Polen setzt den Hebel an

Im Gerangel um die PCK-Raffinerie scheint Warschau die deutsche Notlage geschickt auszunutzen

Hermann Müller
23.02.2024

Der Bau der Gaspipeline Nord Stream 2 war von regelmäßigen Warnungen polnischer Politiker begleitet, Russland könnte seine Energielieferungen nach Deutschland irgendwann als politische Waffe nutzen. Beim Übernahmepoker um die PCK-Raffinerie im brandenburgischen Schwedt drängt sich nun allerdings immer mehr der Eindruck auf, dass es Polens Führung ist, die Energielieferungen als Druckmittel missbraucht.

Polens halbstaatlicher Orlen-Konzern wird immer wieder als Interessent genannt, der bei der Raffinerie die Anteile des bisherigen russischen Mehrheitsaktionärs Rosneft übernehmen will. Robert Habecks Wirtschaftsministerium hat den Rosneft-Anteil im September 2022 unter Treuhandverwaltung der Bundesnetzagentur gestellt. Begründet hatte die Ampel-Regierung diesen Schritt mit dem Argument, dass im Großraum Berlin-Brandenburg die Versorgungssicherheit mit Mineralölprodukten gesichert werden müsse.

Gleichwohl war es Bundeskanzler Olaf Scholz, der Ende Mai 2022 einen freiwilligen Verzicht auf russische Öllieferung verkündete. Mit diesem Schritt war es die Ampel-Regierung selbst, welche die Versorgungssicherheit auf eine wacklige Grundlage stellte und der Raffinerie ihre bisherige Geschäftsgrundlage entzog. Die Raffinerie war seit fast 60 Jahren über eine Pipeline mit russischem Rohöl versorgt worden. Bis die Bundesregierung vom Unternehmen den Verzicht auf russische Öllieferungen erzwang, gehörte Schwedt zu den wettbewerbsfähigsten Raffinerien in Europa.

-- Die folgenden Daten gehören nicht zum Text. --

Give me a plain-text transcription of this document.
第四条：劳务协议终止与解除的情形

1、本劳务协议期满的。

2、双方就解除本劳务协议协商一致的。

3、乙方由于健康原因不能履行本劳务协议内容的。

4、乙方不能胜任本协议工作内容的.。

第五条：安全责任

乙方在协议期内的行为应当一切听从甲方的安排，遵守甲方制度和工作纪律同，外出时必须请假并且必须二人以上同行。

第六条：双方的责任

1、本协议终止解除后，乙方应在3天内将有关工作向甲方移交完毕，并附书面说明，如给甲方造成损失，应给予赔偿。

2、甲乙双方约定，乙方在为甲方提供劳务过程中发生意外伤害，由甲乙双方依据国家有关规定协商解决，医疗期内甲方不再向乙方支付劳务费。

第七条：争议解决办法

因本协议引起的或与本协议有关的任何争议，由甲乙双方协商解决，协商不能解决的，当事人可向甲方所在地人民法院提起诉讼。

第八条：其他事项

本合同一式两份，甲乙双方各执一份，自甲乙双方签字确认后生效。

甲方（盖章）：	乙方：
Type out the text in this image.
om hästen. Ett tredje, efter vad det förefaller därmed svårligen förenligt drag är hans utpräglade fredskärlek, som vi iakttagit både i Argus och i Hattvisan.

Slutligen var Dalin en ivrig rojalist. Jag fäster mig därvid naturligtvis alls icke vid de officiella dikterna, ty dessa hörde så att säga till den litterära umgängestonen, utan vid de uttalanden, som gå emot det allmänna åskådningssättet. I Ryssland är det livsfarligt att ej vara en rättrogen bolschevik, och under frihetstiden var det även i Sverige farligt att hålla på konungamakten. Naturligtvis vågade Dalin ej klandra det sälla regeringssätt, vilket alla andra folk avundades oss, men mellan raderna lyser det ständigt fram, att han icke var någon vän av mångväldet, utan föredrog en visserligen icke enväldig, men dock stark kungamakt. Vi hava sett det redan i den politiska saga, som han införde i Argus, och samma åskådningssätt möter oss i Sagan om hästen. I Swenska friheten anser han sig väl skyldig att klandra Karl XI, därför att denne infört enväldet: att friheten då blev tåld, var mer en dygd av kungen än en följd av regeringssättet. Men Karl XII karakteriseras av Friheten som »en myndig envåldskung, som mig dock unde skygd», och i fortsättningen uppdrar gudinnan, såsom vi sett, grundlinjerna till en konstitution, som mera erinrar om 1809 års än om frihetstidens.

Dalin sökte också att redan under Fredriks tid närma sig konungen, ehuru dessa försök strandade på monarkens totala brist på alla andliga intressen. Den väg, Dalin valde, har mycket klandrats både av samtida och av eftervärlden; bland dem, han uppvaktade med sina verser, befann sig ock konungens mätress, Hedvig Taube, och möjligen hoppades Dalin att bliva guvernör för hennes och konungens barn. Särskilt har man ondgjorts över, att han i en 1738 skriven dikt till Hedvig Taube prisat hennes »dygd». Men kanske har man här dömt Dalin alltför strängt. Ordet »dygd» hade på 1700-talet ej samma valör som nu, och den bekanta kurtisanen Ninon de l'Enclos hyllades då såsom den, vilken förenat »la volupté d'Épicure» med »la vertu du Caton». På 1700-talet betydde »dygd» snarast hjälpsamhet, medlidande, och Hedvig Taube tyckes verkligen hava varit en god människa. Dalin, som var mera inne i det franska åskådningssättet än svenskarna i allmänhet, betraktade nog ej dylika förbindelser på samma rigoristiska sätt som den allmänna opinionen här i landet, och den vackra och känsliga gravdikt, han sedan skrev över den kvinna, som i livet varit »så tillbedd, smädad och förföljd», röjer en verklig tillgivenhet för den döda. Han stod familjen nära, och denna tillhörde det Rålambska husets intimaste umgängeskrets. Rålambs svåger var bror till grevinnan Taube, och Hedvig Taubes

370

Moskaus Reaktion auf Enteignung
Eine Klage von Rosneft gegen die Treuhandverwaltung des Bundes hatte das Bundesverwaltungsgericht im Frühjahr vergangenen Jahres zurückgewiesen. Dabei hatten die Richter jedoch deutlich gemacht, dass es mit der Zeit verfassungsrechtlich immer schwieriger werde, eine weitere staatliche Verwaltung der Raffinerie zu rechtfertigen.

Laut einem Bericht der US-Nachrichtenagentur Bloomberg rückt nun tatsächlich die Enteignung des Mehrheitseigners Rosneft näher. Geht der Bund diesen Schritt, muss er sich allerdings auf Schadenersatzforderungen gefasst machen. Ein Verkaufsangebot von Rosneft soll die Bundesregierung abgelehnt haben: „Die Bundesregierung setzt auf eine Enteignung“, so das „Handelsblatt“.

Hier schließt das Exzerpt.